In the basic scenario for REFER initiated call transfer, a call is established between two User Agents (Alice and Bob). User Agent Bob then sends a REFER request to transfer the call to a third User Agent Eva. With dynamic call-transfer enabled, the Oracle® Enterprise Session Border Controller (ESBC) prevents the REFER from being sent to Alice and generates the INVITE to Eva.

If the INVITE to Eva succeeds, the ESBC sends a re-INVITE to Alice modifying the SIP session as described in Section 14 of RFC 3261, SIP: Session Initiation Protocol. At this point the ESBC cancels the original dialog between the ESBC and Bob.

If the INVITE to Eva fails, call disposition depends on whether or not Bob issued a BYE after the REFER call transfer. If the Oracle® Enterprise Session Border Controller did receive a BYE from Bob (for instance, a blind transfer), it proxies the BYE to A. Otherwise, the ESBC retains the original SIP session and media session, thus allowing Bob to re-establish the call with Alice by sending a re-INVITE. In this case, the ESBC sets a timer (32 seconds), after which a BYE will be sent.

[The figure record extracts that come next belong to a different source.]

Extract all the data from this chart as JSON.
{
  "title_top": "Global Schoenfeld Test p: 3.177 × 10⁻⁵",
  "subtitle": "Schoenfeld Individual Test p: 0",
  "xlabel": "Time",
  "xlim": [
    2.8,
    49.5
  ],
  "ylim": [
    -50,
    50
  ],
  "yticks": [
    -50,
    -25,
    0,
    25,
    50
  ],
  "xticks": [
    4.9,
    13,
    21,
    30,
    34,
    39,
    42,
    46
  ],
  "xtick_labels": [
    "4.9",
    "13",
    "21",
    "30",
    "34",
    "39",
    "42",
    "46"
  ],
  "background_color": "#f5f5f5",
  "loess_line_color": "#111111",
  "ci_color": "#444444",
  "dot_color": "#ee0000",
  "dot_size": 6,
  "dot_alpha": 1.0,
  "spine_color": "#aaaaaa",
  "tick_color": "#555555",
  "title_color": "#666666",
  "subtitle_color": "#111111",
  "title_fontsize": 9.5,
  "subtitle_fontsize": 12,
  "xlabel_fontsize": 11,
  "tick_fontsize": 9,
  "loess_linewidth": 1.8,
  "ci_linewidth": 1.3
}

If a REFER method is received containing no Referred-By header, the ESBC adds one, allowing the ESBC to support all call agent screen applications.

In addition, the SIP REFER method call transfer feature supports the following:

  • Both unattended and attended call transfers
  • Both successful and unsuccessful call transfers
  • Early media from the Referred-To party to the transferee
  • REFER method transfer from different sources within the destination realm
  • The REFER event package as defined in RFC 3515. This applies for situations where multiple REFER methods are used within a single dialog.
  • Third party initiated REFER method signalling the transfer of a call by associating the REFER method to the dialogue via the REFER TargetDialog.
  • The Referred-To party can be both in a different realm (and thus a different steering pool) from the referrer, and in the same realm
  • The associated latching should not prohibit the Referred-To party from being latched to while the referee is still sending media.

The ESBC does not successfully handle the following anomalous transfer scenarios:

  • The new INVITE to the Referred-To party gets challenged — the ESBC does not answer the challenge. It is treated with the 401/407 response just as any other unsuccessful final response.
  • The header of the REFER message contains a method other than INVITE or contains URI-parameters or embedded headers not supported by the ESBC.
  • The ESBC shall allow the Referred-To URI that happens to resolve to the same next-hop as the original INVITE went to, to do so.
  • The ESBC ignores any MIME attachment(s) within a REFER method.
  • The ESBC recurses (when configured to do so) when the new INVITE sent to the Referred-To party receives a 3xx response.
  • The transferee indicated support for 100rel, and the original two parties agreed on using it, yet the Referred-To party does not support it.
  • The original parties negotiated SRTP keys.